O’Quinn graduated from the UH Law Center in 1967. You could say he was a pretty nifty lawyer. Legal lore says he won more than $21 billion for his clients, including a $17.3 billion settlement on behalf of Texas against Big Tobacco. (Good for him.)
He did all right for himself, too. His car collection alone was worth more than $100 million. It was known in courtrooms across the America, you didn’t mess with John O’Quinn because, more often than not, you’re going to pay through your nose. He died in a one-car crash on Allen Parkway in 2009.
I knew John O’Quinn. That is, if being scared to death by him one afternoon qualifies as I knew him.
About 10 years ago, I received a phone call from O’Quinn’s secretary. “Mr. O’Quinn would like to talk to you. Would you mind coming to his office today?”
I thought, that’s not good. I started doing swim laps around my brain, what could I have written that’s getting me sued?

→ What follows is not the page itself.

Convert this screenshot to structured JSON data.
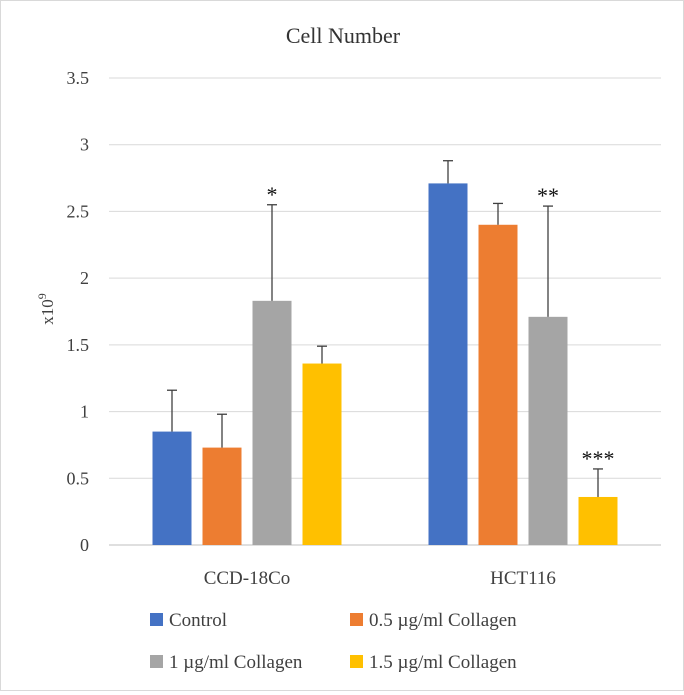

I’m not exactly a hard-hitting investigative reporter unearthing corruption in City Hall.
Did one of my weekly homeless dogs get offended when I said he was a terrible dancer because he had two left feet?
Was Burger King unhappy with my critical review of its Halloween Whopper?

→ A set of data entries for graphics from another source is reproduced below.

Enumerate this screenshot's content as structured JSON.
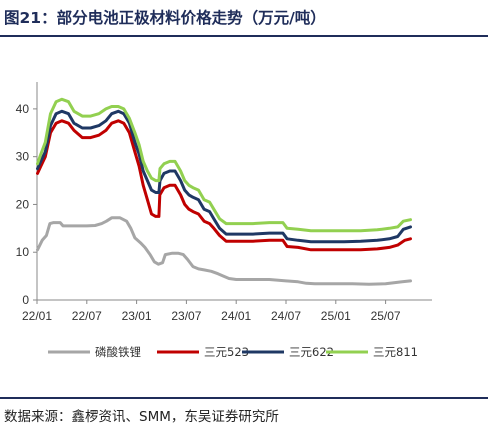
{
  "title": "图21：部分电池正极材料价格走势（万元/吨）",
  "source": "数据来源：鑫椤资讯、SMM，东吴证券研究所",
  "colors": {
    "lfp": "#a6a6a6",
    "ncm523": "#c00000",
    "ncm622": "#1f3864",
    "ncm811": "#92d050",
    "rule": "#1f2d5a"
  },
  "chart_data": {
    "type": "line",
    "x_start": "2022-01",
    "x_end": "2025-10",
    "xticks": [
      "22/01",
      "22/07",
      "23/01",
      "23/07",
      "24/01",
      "24/07",
      "25/01",
      "25/07"
    ],
    "yticks": [
      "0",
      "10",
      "20",
      "30",
      "40"
    ],
    "ylim": [
      0,
      45
    ],
    "grid": false,
    "legend_position": "bottom",
    "series": [
      {
        "name": "磷酸铁锂",
        "color_key": "lfp",
        "points": [
          [
            "2022-01-03",
            10.5
          ],
          [
            "2022-01-20",
            12.5
          ],
          [
            "2022-02-05",
            13.5
          ],
          [
            "2022-02-18",
            16
          ],
          [
            "2022-03-01",
            16.2
          ],
          [
            "2022-03-25",
            16.2
          ],
          [
            "2022-04-05",
            15.5
          ],
          [
            "2022-05-01",
            15.5
          ],
          [
            "2022-06-01",
            15.5
          ],
          [
            "2022-07-01",
            15.5
          ],
          [
            "2022-08-01",
            15.6
          ],
          [
            "2022-08-25",
            16
          ],
          [
            "2022-09-12",
            16.5
          ],
          [
            "2022-10-01",
            17.2
          ],
          [
            "2022-11-01",
            17.2
          ],
          [
            "2022-11-25",
            16.5
          ],
          [
            "2022-12-10",
            15
          ],
          [
            "2022-12-25",
            13
          ],
          [
            "2023-01-15",
            12
          ],
          [
            "2023-02-01",
            11
          ],
          [
            "2023-02-20",
            9.5
          ],
          [
            "2023-03-05",
            8
          ],
          [
            "2023-03-20",
            7.5
          ],
          [
            "2023-04-05",
            7.8
          ],
          [
            "2023-04-15",
            9.5
          ],
          [
            "2023-05-10",
            9.8
          ],
          [
            "2023-06-01",
            9.8
          ],
          [
            "2023-06-20",
            9.5
          ],
          [
            "2023-07-05",
            8.5
          ],
          [
            "2023-07-25",
            7
          ],
          [
            "2023-08-15",
            6.5
          ],
          [
            "2023-09-05",
            6.3
          ],
          [
            "2023-10-01",
            6
          ],
          [
            "2023-10-25",
            5.5
          ],
          [
            "2023-11-15",
            5
          ],
          [
            "2023-12-05",
            4.5
          ],
          [
            "2024-01-01",
            4.3
          ],
          [
            "2024-03-01",
            4.3
          ],
          [
            "2024-05-01",
            4.3
          ],
          [
            "2024-07-01",
            4.0
          ],
          [
            "2024-08-15",
            3.8
          ],
          [
            "2024-09-15",
            3.5
          ],
          [
            "2024-10-15",
            3.4
          ],
          [
            "2025-01-01",
            3.4
          ],
          [
            "2025-03-01",
            3.4
          ],
          [
            "2025-05-01",
            3.3
          ],
          [
            "2025-07-01",
            3.4
          ],
          [
            "2025-08-01",
            3.6
          ],
          [
            "2025-09-01",
            3.8
          ],
          [
            "2025-10-01",
            4.0
          ]
        ]
      },
      {
        "name": "三元523",
        "color_key": "ncm523",
        "points": [
          [
            "2022-01-03",
            26.5
          ],
          [
            "2022-01-15",
            28
          ],
          [
            "2022-02-01",
            30
          ],
          [
            "2022-02-20",
            35
          ],
          [
            "2022-03-10",
            37
          ],
          [
            "2022-04-01",
            37.5
          ],
          [
            "2022-04-25",
            37
          ],
          [
            "2022-05-15",
            35.5
          ],
          [
            "2022-06-15",
            34
          ],
          [
            "2022-07-15",
            34
          ],
          [
            "2022-08-15",
            34.5
          ],
          [
            "2022-09-10",
            35.5
          ],
          [
            "2022-10-01",
            37
          ],
          [
            "2022-10-25",
            37.5
          ],
          [
            "2022-11-15",
            37
          ],
          [
            "2022-12-05",
            35
          ],
          [
            "2022-12-25",
            31
          ],
          [
            "2023-01-10",
            28
          ],
          [
            "2023-01-25",
            24
          ],
          [
            "2023-02-10",
            21
          ],
          [
            "2023-02-25",
            18
          ],
          [
            "2023-03-10",
            17.5
          ],
          [
            "2023-03-22",
            17.5
          ],
          [
            "2023-03-25",
            22
          ],
          [
            "2023-04-10",
            23.5
          ],
          [
            "2023-05-01",
            24
          ],
          [
            "2023-05-20",
            24
          ],
          [
            "2023-06-10",
            22
          ],
          [
            "2023-06-25",
            20
          ],
          [
            "2023-07-10",
            19
          ],
          [
            "2023-07-25",
            18.5
          ],
          [
            "2023-08-15",
            18
          ],
          [
            "2023-09-05",
            16.5
          ],
          [
            "2023-09-25",
            16
          ],
          [
            "2023-10-10",
            15
          ],
          [
            "2023-11-01",
            13.5
          ],
          [
            "2023-11-25",
            12.3
          ],
          [
            "2024-01-01",
            12.3
          ],
          [
            "2024-03-01",
            12.3
          ],
          [
            "2024-05-01",
            12.5
          ],
          [
            "2024-06-20",
            12.5
          ],
          [
            "2024-07-05",
            11.2
          ],
          [
            "2024-08-15",
            11
          ],
          [
            "2024-10-01",
            10.5
          ],
          [
            "2024-12-01",
            10.5
          ],
          [
            "2025-02-01",
            10.5
          ],
          [
            "2025-04-01",
            10.5
          ],
          [
            "2025-06-01",
            10.7
          ],
          [
            "2025-07-15",
            11
          ],
          [
            "2025-08-15",
            11.5
          ],
          [
            "2025-09-10",
            12.5
          ],
          [
            "2025-10-01",
            12.8
          ]
        ]
      },
      {
        "name": "三元622",
        "color_key": "ncm622",
        "points": [
          [
            "2022-01-03",
            27.5
          ],
          [
            "2022-01-15",
            29
          ],
          [
            "2022-02-01",
            31
          ],
          [
            "2022-02-20",
            36.5
          ],
          [
            "2022-03-10",
            39
          ],
          [
            "2022-04-01",
            39.5
          ],
          [
            "2022-04-25",
            39
          ],
          [
            "2022-05-15",
            37
          ],
          [
            "2022-06-15",
            36
          ],
          [
            "2022-07-15",
            36
          ],
          [
            "2022-08-15",
            36.5
          ],
          [
            "2022-09-10",
            37.5
          ],
          [
            "2022-10-01",
            39
          ],
          [
            "2022-10-25",
            39.5
          ],
          [
            "2022-11-15",
            39
          ],
          [
            "2022-12-05",
            37
          ],
          [
            "2022-12-25",
            33
          ],
          [
            "2023-01-10",
            30.5
          ],
          [
            "2023-01-25",
            27
          ],
          [
            "2023-02-10",
            25
          ],
          [
            "2023-02-25",
            23
          ],
          [
            "2023-03-10",
            22.5
          ],
          [
            "2023-03-22",
            22.5
          ],
          [
            "2023-03-26",
            25
          ],
          [
            "2023-04-10",
            26.5
          ],
          [
            "2023-05-01",
            27
          ],
          [
            "2023-05-20",
            27
          ],
          [
            "2023-06-10",
            25
          ],
          [
            "2023-06-25",
            23
          ],
          [
            "2023-07-10",
            22
          ],
          [
            "2023-07-25",
            21.5
          ],
          [
            "2023-08-15",
            21
          ],
          [
            "2023-09-05",
            19
          ],
          [
            "2023-09-25",
            18.5
          ],
          [
            "2023-10-10",
            17
          ],
          [
            "2023-11-01",
            15
          ],
          [
            "2023-11-25",
            13.8
          ],
          [
            "2024-01-01",
            13.8
          ],
          [
            "2024-03-01",
            13.8
          ],
          [
            "2024-05-01",
            14
          ],
          [
            "2024-06-20",
            14
          ],
          [
            "2024-07-05",
            12.8
          ],
          [
            "2024-08-15",
            12.5
          ],
          [
            "2024-10-01",
            12.2
          ],
          [
            "2024-12-01",
            12.2
          ],
          [
            "2025-02-01",
            12.2
          ],
          [
            "2025-04-01",
            12.3
          ],
          [
            "2025-06-01",
            12.5
          ],
          [
            "2025-07-15",
            12.8
          ],
          [
            "2025-08-15",
            13.3
          ],
          [
            "2025-09-05",
            14.8
          ],
          [
            "2025-10-01",
            15.3
          ]
        ]
      },
      {
        "name": "三元811",
        "color_key": "ncm811",
        "points": [
          [
            "2022-01-03",
            28.5
          ],
          [
            "2022-01-15",
            30.5
          ],
          [
            "2022-02-01",
            33
          ],
          [
            "2022-02-20",
            39
          ],
          [
            "2022-03-10",
            41.5
          ],
          [
            "2022-04-01",
            42
          ],
          [
            "2022-04-25",
            41.5
          ],
          [
            "2022-05-15",
            39.5
          ],
          [
            "2022-06-15",
            38.5
          ],
          [
            "2022-07-15",
            38.5
          ],
          [
            "2022-08-15",
            39
          ],
          [
            "2022-09-10",
            40
          ],
          [
            "2022-10-01",
            40.5
          ],
          [
            "2022-10-25",
            40.5
          ],
          [
            "2022-11-15",
            40
          ],
          [
            "2022-12-05",
            38
          ],
          [
            "2022-12-25",
            35
          ],
          [
            "2023-01-10",
            32.5
          ],
          [
            "2023-01-25",
            29
          ],
          [
            "2023-02-10",
            27
          ],
          [
            "2023-02-25",
            25.5
          ],
          [
            "2023-03-10",
            25
          ],
          [
            "2023-03-22",
            25
          ],
          [
            "2023-03-26",
            27.5
          ],
          [
            "2023-04-10",
            28.5
          ],
          [
            "2023-05-01",
            29
          ],
          [
            "2023-05-20",
            29
          ],
          [
            "2023-06-10",
            27
          ],
          [
            "2023-06-25",
            25
          ],
          [
            "2023-07-10",
            24
          ],
          [
            "2023-07-25",
            23.5
          ],
          [
            "2023-08-15",
            23
          ],
          [
            "2023-09-05",
            21
          ],
          [
            "2023-09-25",
            20.5
          ],
          [
            "2023-10-10",
            19
          ],
          [
            "2023-11-01",
            17
          ],
          [
            "2023-11-25",
            16
          ],
          [
            "2024-01-01",
            16
          ],
          [
            "2024-03-01",
            16
          ],
          [
            "2024-05-01",
            16.2
          ],
          [
            "2024-06-20",
            16.2
          ],
          [
            "2024-07-05",
            15
          ],
          [
            "2024-08-15",
            14.8
          ],
          [
            "2024-10-01",
            14.5
          ],
          [
            "2024-12-01",
            14.5
          ],
          [
            "2025-02-01",
            14.5
          ],
          [
            "2025-04-01",
            14.5
          ],
          [
            "2025-06-01",
            14.7
          ],
          [
            "2025-07-15",
            15
          ],
          [
            "2025-08-15",
            15.3
          ],
          [
            "2025-09-05",
            16.5
          ],
          [
            "2025-10-01",
            16.8
          ]
        ]
      }
    ]
  }
}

Did Channel 2 meteorologist Frank Billingsley finally have enough of my stupid weatherman cracks?
When I arrived at O’Quinn’s office — practically the entire floor of a downtown building — his secretary waved me into his private office. There was O’Quinn, sitting behind a desk bigger than my dining room table, with all the extensions added for Thanksgiving. He was an intimidating sight.
O’Quinn was perched in a chair that would have made Louis the 14th jealous. “Sit down,” he said. I asked if I could stand. “I don’t want to get your chair wet.” (People say weird stuff when they’re frightened.)
O’Quinn: “Ken, we’ve never met.”
Me (in my head): How about we just keep it that way?
O’Quinn: “But I think you’re funny.”
Me: Glad to hear that, can I leave now?
O’Quinn: “I’m not funny. That’s why I need your help.”
Me: Great, who are we suing and what’s my cut?
O’Quinn: “They’re doing one of those roasts next week for Racehorse Haynes, and they want me to speak. I’m terrible at those things. I never know what to say. Could you write me some material? I’ll pay you.”
Me (out loud): “Could you repeat that last part?”
I knew a few lawyer jokes, but most of them were too dirty for a big-deal roast involving high-power attorneys like Racehorse Haynes and John O’Quinn. So I took a relatively harmless joke, that I probably read it in a Milton Berle joke book when I was a kid, and twisted a few words around to fit the occasion.
O’Quinn liked it. He didn't strike me as a guy who grew up memorizing joke books. Here goes:
“There’s something about Racehorse that we haven’t discussed tonight, and that’s his integrity. I know that he personally handles the background check of every lawyer that works for him. And I can tell every graduating law student here tonight that there is no room for a dishonest lawyer in Racehorse’s firm. Do you hear me? No room!
“They’re all full. You have to wait till next year to apply.”